Jelani Day, an Illinois State University graduate student, was reported missing over six months ago on Aug. 25. It took 19 days to identify his body. Since then, the demand for a quicker identification process has been at an all-time high.
The Jelani Day Bill (Senate Bill 3932) was recently passed by the Illinois State Senate and awaits approval from the House of Representatives. If it is passed by the House, it goes to Gov. JB Pritzker to be signed.
It passed in Illinois on Feb. 24 and was sponsored by Elgie Sims, the Illinois State Sen. (D-Chicago).
This bill amends the Missing Persons Identification Act and requires that if human remains are not identified after 72 hours by a coroner or medical examiner, the FBI must get involved for further assistance.
The bill came into thought after it took medical examiners over two weeks to identify Day’s body.

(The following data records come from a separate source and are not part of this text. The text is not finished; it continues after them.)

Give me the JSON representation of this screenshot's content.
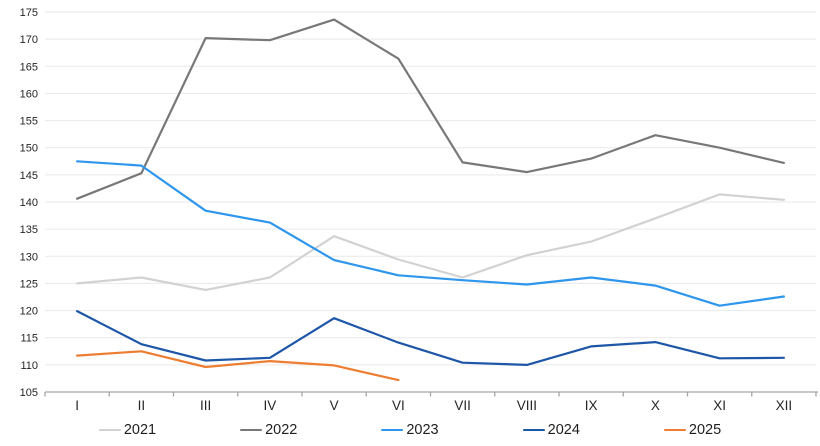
{
  "chart_data": {
    "type": "line",
    "title": "",
    "xlabel": "",
    "ylabel": "",
    "categories": [
      "I",
      "II",
      "III",
      "IV",
      "V",
      "VI",
      "VII",
      "VIII",
      "IX",
      "X",
      "XI",
      "XII"
    ],
    "y_axis": {
      "min": 105,
      "max": 175,
      "step": 5,
      "ticks": [
        105,
        110,
        115,
        120,
        125,
        130,
        135,
        140,
        145,
        150,
        155,
        160,
        165,
        170,
        175
      ]
    },
    "grid": true,
    "legend_position": "bottom",
    "series": [
      {
        "name": "2021",
        "color": "#D2D2D2",
        "values": [
          125.0,
          126.1,
          123.8,
          126.1,
          133.7,
          129.4,
          126.1,
          130.2,
          132.7,
          137.0,
          141.4,
          140.4
        ]
      },
      {
        "name": "2022",
        "color": "#787878",
        "values": [
          140.6,
          145.3,
          170.2,
          169.8,
          173.6,
          166.4,
          147.3,
          145.5,
          148.0,
          152.3,
          150.0,
          147.2
        ]
      },
      {
        "name": "2023",
        "color": "#2E96EC",
        "values": [
          147.5,
          146.7,
          138.4,
          136.2,
          129.3,
          126.5,
          125.6,
          124.8,
          126.1,
          124.6,
          120.9,
          122.6
        ]
      },
      {
        "name": "2024",
        "color": "#1E56A8",
        "values": [
          119.9,
          113.8,
          110.8,
          111.3,
          118.6,
          114.1,
          110.4,
          110.0,
          113.4,
          114.2,
          111.2,
          111.3
        ]
      },
      {
        "name": "2025",
        "color": "#ED7D31",
        "values": [
          111.7,
          112.5,
          109.6,
          110.7,
          109.9,
          107.2
        ]
      }
    ]
  },
  "style": {
    "axis_color": "#A6A6A6",
    "gridline_color": "#E9E9E9",
    "label_color": "#262626",
    "background": "#FFFFFF",
    "line_width": 2.2
  }
}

“This has been devastating for his family and has had a deep impact on his classmates and the campus community,” ISU Director of Media Relations Eric Jome said.
Illinois State Sen. Craig Wilcox (R-McHenry) explained the controversy that occurred when Gabby Petito’s body was found by the FBI within days.
“There was no urgency in Illinois for Jelani,” Wilcox said. “I think the overall concern was the perceived lack of urgency when someone missing, or a body found is of minority descent as opposed to Caucasian.”
Day went missing on Aug. 25 and his body was not identified until Sep. 23 after he was found in the Illinois River in Peru.
His death was ruled as a drowning; however, the investigation is still open and there is a possibility that Day’s death could have been a hate crime, according to his mother Carmen Bolden-Day.
Wilcox also explained the hardships that could potentially come with requiring FBI assistance within 72 hours if a body is not identified.
He said if a body is found on a Thursday or Friday, dental records cannot be reached on the weekend or within 72 hours. This can create a level of concern for the FBI and coroners dealing with that specific case.
Wilcox said Sims wants better efforts when a case like Day’s happens. He felt the lack of answers during Day's disappearance offered nothing to his loved ones who waited long enough.
“What the sponsor really wants is heightened awareness and increased resources when it really matters,” Wilcox said.
Because this bill is new, it will take some time to measure its effectiveness in new cases.
“Long term, it’ll be a follow up,” Wilcox said. “How many notices went to the FBI over the course of a year after the bill became effective and what did the FBI do with them? With new bills, we may not know the outcome as opposed to the intent until well after the fact.”
“The ISU community holds the Day family in its thoughts as they continue to grieve their loss and as they seek additional information about Jelani’s death,” Jome said.
Day’s case is still open for investigation and the FBI is offering a $10,000 reward for anyone with information on his death.
The Vidette reached out to Bolden Day and the Jelani Day Foundation for comment, but has yet to receive a response.